Without the convenience of my propolis pile, bees collect tree resins for propolis. In the hive, the bees chew the resin, and in the process mix it with salivary secretions, incorporate it with beeswax and other substances (Langenheim, 2003). (That is why we call it propolis once the resin is in the hive.) For the particular trees, the literature reports poplar trees as a typical source, but others are pine, birch, elm, alder, beech, and horse-chestnut (Langenheim, 2003; Simone-Finstrom and Spivak, 2010). Near my apiaries in Piedmont, Virginia (where poplar trees abound), bees collect resin from injury sites on sweet gum trees (Liquidambar styraciflua), as Figure 7 shows.
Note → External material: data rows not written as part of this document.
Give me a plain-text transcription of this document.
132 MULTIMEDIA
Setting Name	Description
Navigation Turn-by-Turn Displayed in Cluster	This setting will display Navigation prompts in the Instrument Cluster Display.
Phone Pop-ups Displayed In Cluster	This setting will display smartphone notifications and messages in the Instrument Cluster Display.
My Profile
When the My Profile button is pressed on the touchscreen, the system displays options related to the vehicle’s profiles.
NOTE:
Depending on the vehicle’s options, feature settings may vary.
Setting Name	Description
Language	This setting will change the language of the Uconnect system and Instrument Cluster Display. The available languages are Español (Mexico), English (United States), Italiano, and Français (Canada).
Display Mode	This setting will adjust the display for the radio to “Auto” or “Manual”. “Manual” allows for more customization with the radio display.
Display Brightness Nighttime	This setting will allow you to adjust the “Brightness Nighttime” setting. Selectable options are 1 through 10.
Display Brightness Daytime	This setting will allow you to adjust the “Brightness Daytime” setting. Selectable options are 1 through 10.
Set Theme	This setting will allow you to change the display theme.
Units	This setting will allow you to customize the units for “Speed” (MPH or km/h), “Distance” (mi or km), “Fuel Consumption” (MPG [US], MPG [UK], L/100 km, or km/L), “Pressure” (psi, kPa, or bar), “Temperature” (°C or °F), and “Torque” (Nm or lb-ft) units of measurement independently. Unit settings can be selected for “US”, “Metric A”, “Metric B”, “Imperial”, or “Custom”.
In the same foraging area, other resin sources are small branches of sumac. (It was not Staghorn sumac, Rhus typhina, so perhaps Rhus Vervix, Poison sumac.) (See Figure 8.) In both cases, one way to find these resin collectors is to listen for the hum of only one to six bees under the foliage when out in the woods. (Anything that hums like a few bees gets my camera-ready attention.) The timing and the tree size (for the sumac) were in the summer, far past swarm season. So I knew the hum did not emanate from nest-site hunters of a reproductive swarm. And the sound was too faint for a summer usurpation swarm. (A new occurrence in Virginia beekeeping. Nevertheless, one that now needs consideration in this kind of reasoning.)